Dr. Andreas Schaffler of the University of Regensburg, Germany, provided a review of the treatment options. T4, also called levothyroxine or just thyroxine, is the most common therapy. Sometimes T3, also called triiodothyronine, may be used in combination with T4.
“The initiation of hormone replacement therapy is not always a simple matter,” Schaffler wrote. The appropriate dosage depends on many factors, including the patient's age, weight, pregnancy status, other medications, and other health conditions. In addition, the drug brand makes a difference. Schaffler explained, “There is a widespread misconception that the various thyroid preparations on the market are identical in bioavailability. This is not so, and therefore the preparation currently being taken should not be switched if the patient is tolerating it well.”

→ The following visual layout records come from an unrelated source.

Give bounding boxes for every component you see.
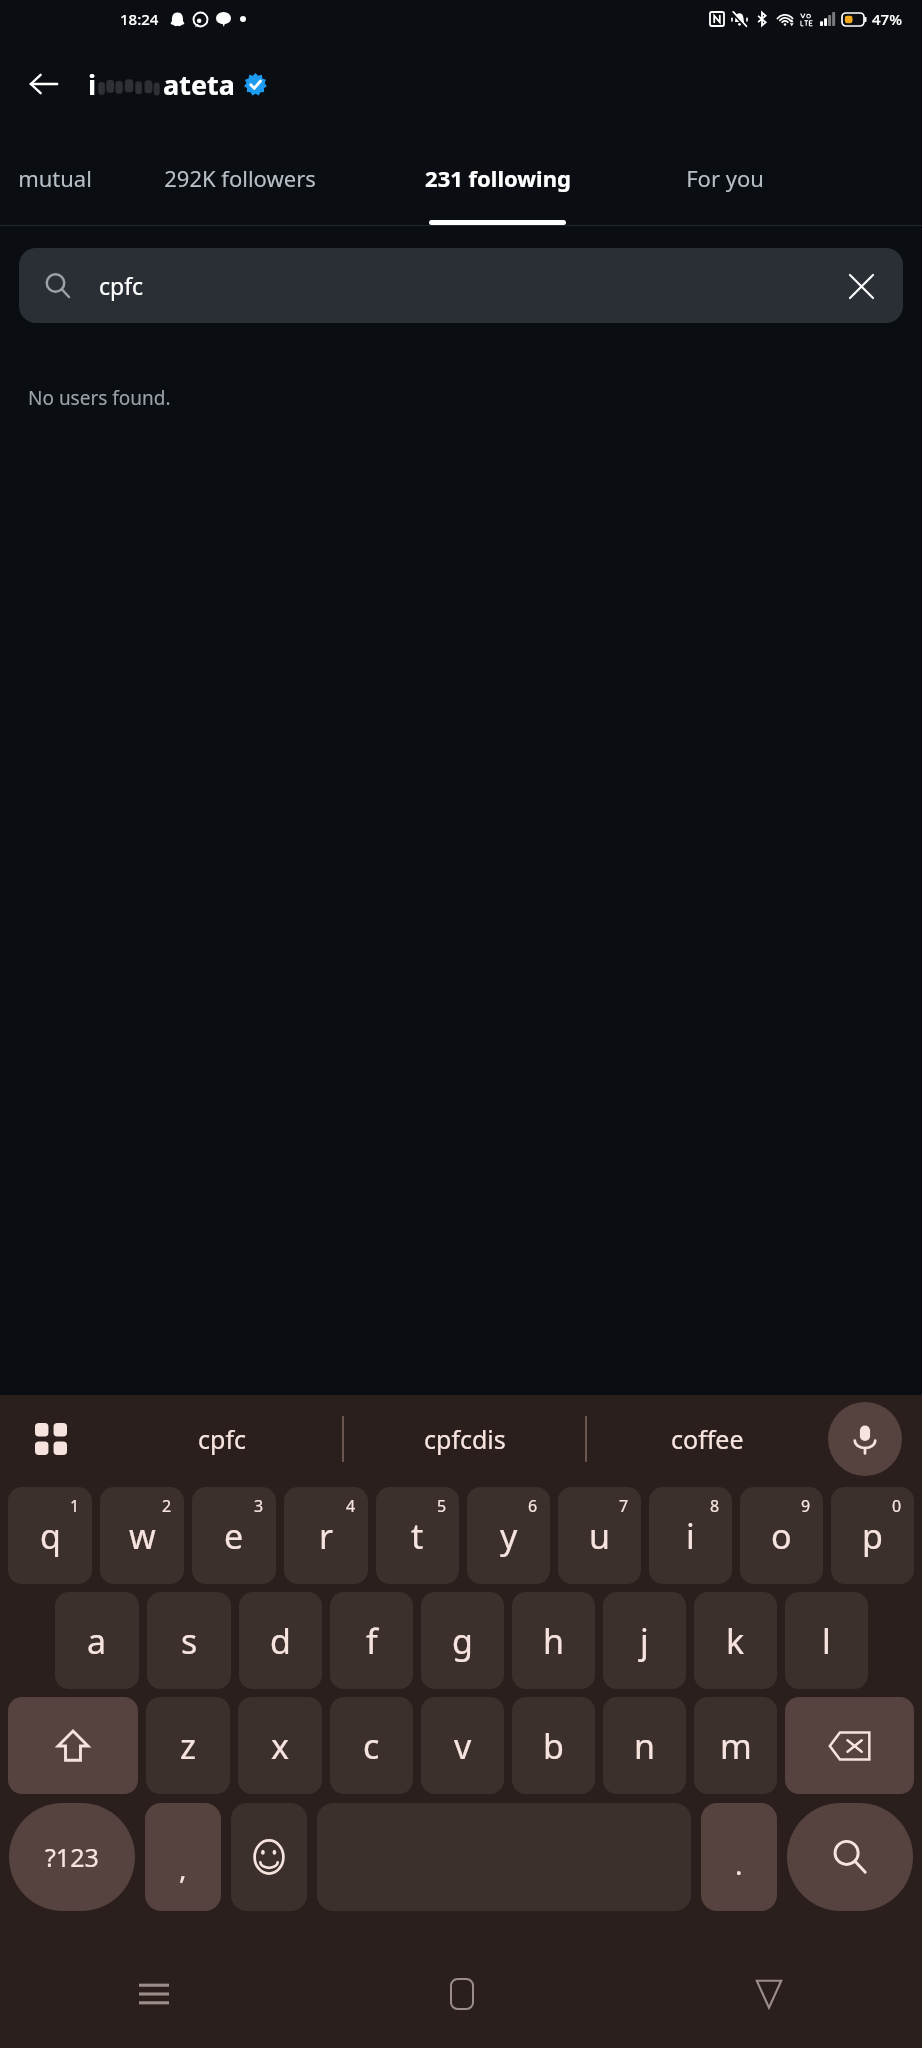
staticText: f: [366, 1618, 378, 1664]
button[interactable]: mutual: [0, 130, 110, 225]
staticText: p: [862, 1513, 883, 1559]
staticText: j: [640, 1618, 649, 1664]
button[interactable]: Home: [308, 1940, 615, 2048]
button[interactable]: Keyboard options: [20, 1408, 82, 1470]
button[interactable]: u: [558, 1487, 641, 1584]
staticText: d: [270, 1618, 291, 1664]
staticText: y: [500, 1513, 518, 1559]
staticText: s: [181, 1618, 198, 1664]
button[interactable]: s: [147, 1592, 231, 1689]
button[interactable]: Shift: [8, 1697, 138, 1794]
staticText: u: [589, 1513, 611, 1559]
button[interactable]: q: [8, 1487, 92, 1584]
staticText: 3: [254, 1495, 264, 1517]
staticText: c: [363, 1723, 380, 1769]
staticText: h: [543, 1618, 565, 1664]
button[interactable]: cpfc: [102, 1395, 342, 1483]
staticText: 7: [619, 1495, 629, 1517]
button[interactable]: j: [603, 1592, 686, 1689]
staticText: k: [726, 1618, 745, 1664]
button[interactable]: Voice input: [828, 1402, 902, 1476]
button[interactable]: l: [785, 1592, 868, 1689]
staticText: mutual: [18, 163, 92, 193]
staticText: x: [271, 1723, 289, 1769]
staticText: 9: [801, 1495, 811, 1517]
staticText: g: [452, 1618, 473, 1664]
staticText: w: [129, 1513, 156, 1559]
staticText: l: [822, 1618, 831, 1664]
staticText: v: [454, 1723, 472, 1769]
button[interactable]: coffee: [587, 1395, 828, 1483]
staticText: m: [720, 1723, 752, 1769]
button[interactable]: m: [694, 1697, 777, 1794]
staticText: n: [634, 1723, 656, 1769]
staticText: t: [411, 1513, 424, 1559]
button[interactable]: 292K followers: [110, 130, 370, 225]
button[interactable]: f: [330, 1592, 413, 1689]
button[interactable]: ,: [145, 1803, 221, 1911]
button[interactable]: t: [376, 1487, 459, 1584]
staticText: a: [87, 1618, 107, 1664]
button[interactable]: Search: [787, 1803, 913, 1911]
staticText: i: [88, 66, 97, 103]
button[interactable]: Clear search: [833, 258, 889, 314]
staticText: ?123: [45, 1840, 99, 1874]
button[interactable]: Backspace: [785, 1697, 914, 1794]
staticText: 6: [528, 1495, 538, 1517]
button[interactable]: For you: [625, 130, 825, 225]
staticText: 5: [437, 1495, 447, 1517]
button[interactable]: w: [100, 1487, 184, 1584]
staticText: ,: [179, 1849, 187, 1887]
button[interactable]: d: [239, 1592, 322, 1689]
button[interactable]: a: [55, 1592, 139, 1689]
button[interactable]: cpfcdis: [344, 1395, 585, 1483]
staticText: 1: [70, 1495, 80, 1517]
button[interactable]: i: [649, 1487, 732, 1584]
staticText: 292K followers: [164, 163, 316, 193]
staticText: cpfc: [198, 1422, 246, 1456]
button[interactable]: p: [831, 1487, 914, 1584]
staticText: o: [771, 1513, 792, 1559]
button[interactable]: cpfc: [19, 248, 903, 323]
button[interactable]: Emoji: [231, 1803, 307, 1911]
staticText: 231 following: [425, 163, 571, 193]
staticText: coffee: [671, 1422, 744, 1456]
button[interactable]: Back: [14, 54, 74, 114]
button[interactable]: e: [192, 1487, 276, 1584]
staticText: 8: [710, 1495, 720, 1517]
button[interactable]: n: [603, 1697, 686, 1794]
button[interactable]: x: [238, 1697, 322, 1794]
button[interactable]: r: [284, 1487, 368, 1584]
button[interactable]: 231 following: [370, 130, 625, 225]
staticText: .: [735, 1845, 743, 1883]
button[interactable]: z: [146, 1697, 230, 1794]
button[interactable]: g: [421, 1592, 504, 1689]
staticText: 2: [162, 1495, 172, 1517]
staticText: b: [543, 1723, 564, 1769]
button[interactable]: b: [512, 1697, 595, 1794]
staticText: e: [224, 1513, 244, 1559]
staticText: i: [686, 1513, 695, 1559]
staticText: cpfcdis: [424, 1422, 506, 1456]
staticText: For you: [686, 163, 764, 193]
staticText: 4: [346, 1495, 356, 1517]
staticText: z: [180, 1723, 196, 1769]
staticText: 0: [892, 1495, 902, 1517]
button[interactable]: c: [330, 1697, 413, 1794]
button[interactable]: h: [512, 1592, 595, 1689]
button[interactable]: Recent apps: [0, 1940, 308, 2048]
button[interactable]: ?123: [9, 1803, 135, 1911]
staticText: r: [319, 1513, 334, 1559]
button[interactable]: .: [701, 1803, 777, 1911]
staticText: q: [40, 1513, 61, 1559]
button[interactable]: k: [694, 1592, 777, 1689]
staticText: 47%: [872, 9, 902, 29]
staticText: 18:24: [120, 9, 159, 29]
button[interactable]: o: [740, 1487, 823, 1584]
button[interactable]: Back: [615, 1940, 922, 2048]
button[interactable]: y: [467, 1487, 550, 1584]
staticText: cpfc: [99, 270, 144, 301]
staticText: No users found.: [28, 385, 171, 411]
button[interactable]: v: [421, 1697, 504, 1794]
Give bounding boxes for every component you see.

The difference between T4 and T3 is one iodine atom. Enzymes present throughout the body convert T4 to T3 as needed, in healthy individuals. Schaffler reported that as replacement therapy, T3 is generally not recommended because it is not as well tolerated as T4 and is not necessary.
However, some individuals have reported a better quality of life with a combination of T4 and T3 therapy. Schaffler suggested that these patients may have problems with the enzyme that normally converts T4 to T3. So far, there is no test to determine which patients may benefit from combination T4/T3 therapy.
T3 replacement is important for patients who receive thyroid surgery and radio-iodine treatment at a later time. T3 has a shorter half-life than T4, and Schaffler reported this is a benefit for patients awaiting radio-iodine treatment.
Pregnant women need more T4. Dr. Megan R. Haymart of the University of Michigan and colleagues at the University of Wisconsin reported that women who are on T4 replacement therapy often need a 30 to 50 percent increase in dose during pregnancy.